ISLAMABAD: Aitesham may only be eight, but his skill as a mechanic is second only to his ustaad’s. The mischievous youth who fixes motorcycles for a living in the capital’s Sitara Market, in sector G-7, should really be in school.

But despite his keen intelligence and dexterity with a spanner, he is adamant that he does not want to go back. Aitesham stopped going to the nearby Federal Government School No. 4, last year. “I failed the grade four exams and was severely scolded and humiliated by my teacher, Madam Aziz. My family is poor and we needed the money, so I dropped out and came to work at the workshop,” he says, not once looking up from his work.

He receives Rs70 every day as pocket money from his ustaad, which goes a long way for his family, who live in a slum in the capital, known as ‘Shopper Colony’, in sector G-8.

Aitesham is but one of nearly 25 million children of school-going age (between five and 16 years of age) who are not enrolled in an educational institution. A new report by education campaigners Alif Ailaan, puts the number of out-of-school-children in the country at around 25 million. However, the estimate is a loose one, and the report draws on four different data sources to arrive at the ballpark figure.

Due to an absence of independently-collected primary data on the issue, anyone talking about the issue of out-of-school-children can only guess at a ballpark figure. Lately, opposition politicians such as Syed Khurshid Shah and protesting leaders such as Imran Khan and Dr Tahirul Qadri, have been putting the number of out-of-school-children in the country anywhere between 25 to 30 million.

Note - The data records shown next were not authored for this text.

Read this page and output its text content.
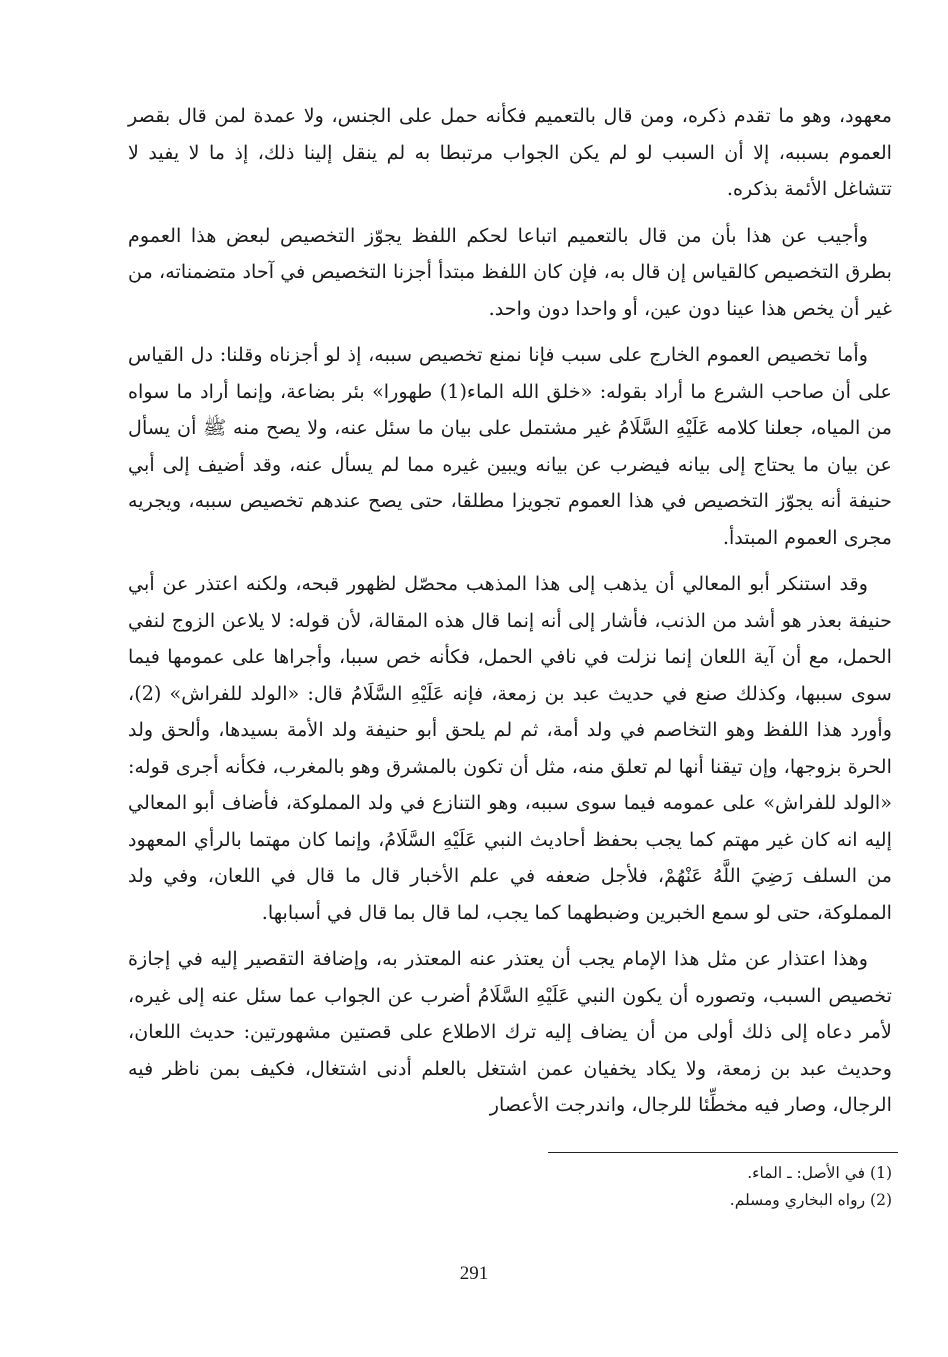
معهود، وهو ما تقدم ذكره، ومن قال بالتعميم فكأنه حمل على الجنس، ولا عمدة لمن قال بقصر العموم بسببه، إلا أن السبب لو لم يكن الجواب مرتبطا به لم ينقل إلينا ذلك، إذ ما لا يفيد لا تتشاغل الأئمة بذكره.

وأجيب عن هذا بأن من قال بالتعميم اتباعا لحكم اللفظ يجوّز التخصيص لبعض هذا العموم بطرق التخصيص كالقياس إن قال به، فإن كان اللفظ مبتدأ أجزنا التخصيص في آحاد متضمناته، من غير أن يخص هذا عينا دون عين، أو واحدا دون واحد.

وأما تخصيص العموم الخارج على سبب فإنا نمنع تخصيص سببه، إذ لو أجزناه وقلنا: دل القياس على أن صاحب الشرع ما أراد بقوله: «خلق الله الماء(1) طهورا» بئر بضاعة، وإنما أراد ما سواه من المياه، جعلنا كلامه عَلَيْهِ السَّلَامُ غير مشتمل على بيان ما سئل عنه، ولا يصح منه ﷺ أن يسأل عن بيان ما يحتاج إلى بيانه فيضرب عن بيانه ويبين غيره مما لم يسأل عنه، وقد أضيف إلى أبي حنيفة أنه يجوّز التخصيص في هذا العموم تجويزا مطلقا، حتى يصح عندهم تخصيص سببه، ويجريه مجرى العموم المبتدأ.

وقد استنكر أبو المعالي أن يذهب إلى هذا المذهب محصّل لظهور قبحه، ولكنه اعتذر عن أبي حنيفة بعذر هو أشد من الذنب، فأشار إلى أنه إنما قال هذه المقالة، لأن قوله: لا يلاعن الزوج لنفي الحمل، مع أن آية اللعان إنما نزلت في نافي الحمل، فكأنه خص سببا، وأجراها على عمومها فيما سوى سببها، وكذلك صنع في حديث عبد بن زمعة، فإنه عَلَيْهِ السَّلَامُ قال: «الولد للفراش» (2)، وأورد هذا اللفظ وهو التخاصم في ولد أمة، ثم لم يلحق أبو حنيفة ولد الأمة بسيدها، وألحق ولد الحرة بزوجها، وإن تيقنا أنها لم تعلق منه، مثل أن تكون بالمشرق وهو بالمغرب، فكأنه أجرى قوله: «الولد للفراش» على عمومه فيما سوى سببه، وهو التنازع في ولد المملوكة، فأضاف أبو المعالي إليه انه كان غير مهتم كما يجب بحفظ أحاديث النبي عَلَيْهِ السَّلَامُ، وإنما كان مهتما بالرأي المعهود من السلف رَضِيَ اللَّهُ عَنْهُمْ، فلأجل ضعفه في علم الأخبار قال ما قال في اللعان، وفي ولد المملوكة، حتى لو سمع الخبرين وضبطهما كما يجب، لما قال بما قال في أسبابها.

وهذا اعتذار عن مثل هذا الإمام يجب أن يعتذر عنه المعتذر به، وإضافة التقصير إليه في إجازة تخصيص السبب، وتصوره أن يكون النبي عَلَيْهِ السَّلَامُ أضرب عن الجواب عما سئل عنه إلى غيره، لأمر دعاه إلى ذلك أولى من أن يضاف إليه ترك الاطلاع على قصتين مشهورتين: حديث اللعان، وحديث عبد بن زمعة، ولا يكاد يخفيان عمن اشتغل بالعلم أدنى اشتغال، فكيف بمن ناظر فيه الرجال، وصار فيه مخطِّئا للرجال، واندرجت الأعصار

(1) في الأصل: ـ الماء.
(2) رواه البخاري ومسلم.
291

New report looks to reconcile conflicting estimates of number of out-of-school children in the country


The forthcoming Alif Ailaan report bases its conclusions on four different data sources: the Annual Status of Education Report (Aser), prepared by the Idara-i-Taleem-o-Agahi; the National Education Management Information System (Nemis), managed by the Academy for Education Planning and Management; the Pakistan Social and Living Standards Measurement (PSLM) survey, carried out by the Bureau of Statistics; and the Pakistan Demographic and Health Survey (PDHS) a national household survey conducted by the government’s National Institute of Population Studies.

However, none of the four sources agree with each other. The Nemis figure is closest to the final estimate of 25 million, while PSLM estimates the number to be 16.19 million, PDHS estimates 19.42 million and Aser puts the number at 8.82 million.

But these are more than just figures in an Excel sheet. Behind each of these astronomical numbers is the story of a child left behind.

Khalida sells corn with her uncle.
Khalida sells corn with her uncle.

Eight-year-old Khalida does not go to school because her conservative father does not let her, but her elder sister is enrolled in a religious seminary located near the family’s home. She now helps her uncle, Gul Shah, who sells roasted corn by the roadside. He told Dawn that while he was in favour of the child going to school, the final decision was down to her father, who was a rigid man.

Saad Nisar, 8, has had anything but a normal life. Born into a broken home, the poor child has grown up amidst family tensions and constant bickering in the household. Last year, his family enrolled him in a couple of schools in the Bhara Kahu area, but he could not cope and dropped out of each one.

Nine-year-old Nadeem, however, is sick of what he called “the broken system”. Snipping away at a customer’s locks at his father’s barber shop, the boy says he wanted to go to school. He completed his primary education from Bahawalpur and had come to Rawalpindi to pursue further studies. But despite the passage of nearly three months, he is unable to find admission anywhere. He blames his old school’s headmaster for his troubles.

“There was shortage of students at our school. When I applied for a school-leaving certificate, he refused to issue one. When my family pressed him, he issued me a faulty certificate, full of errors, which has been rejected by every school I have visited since,” he told Dawn. “I’ve already wasted so much time, I don’t want to waste any more,” he said with finality.

The full report, titled, ‘Broken Promises: The crisis of Pakistan’s out-of-school children’, will be launched by education campaigners Alif Ailaan on Tuesday.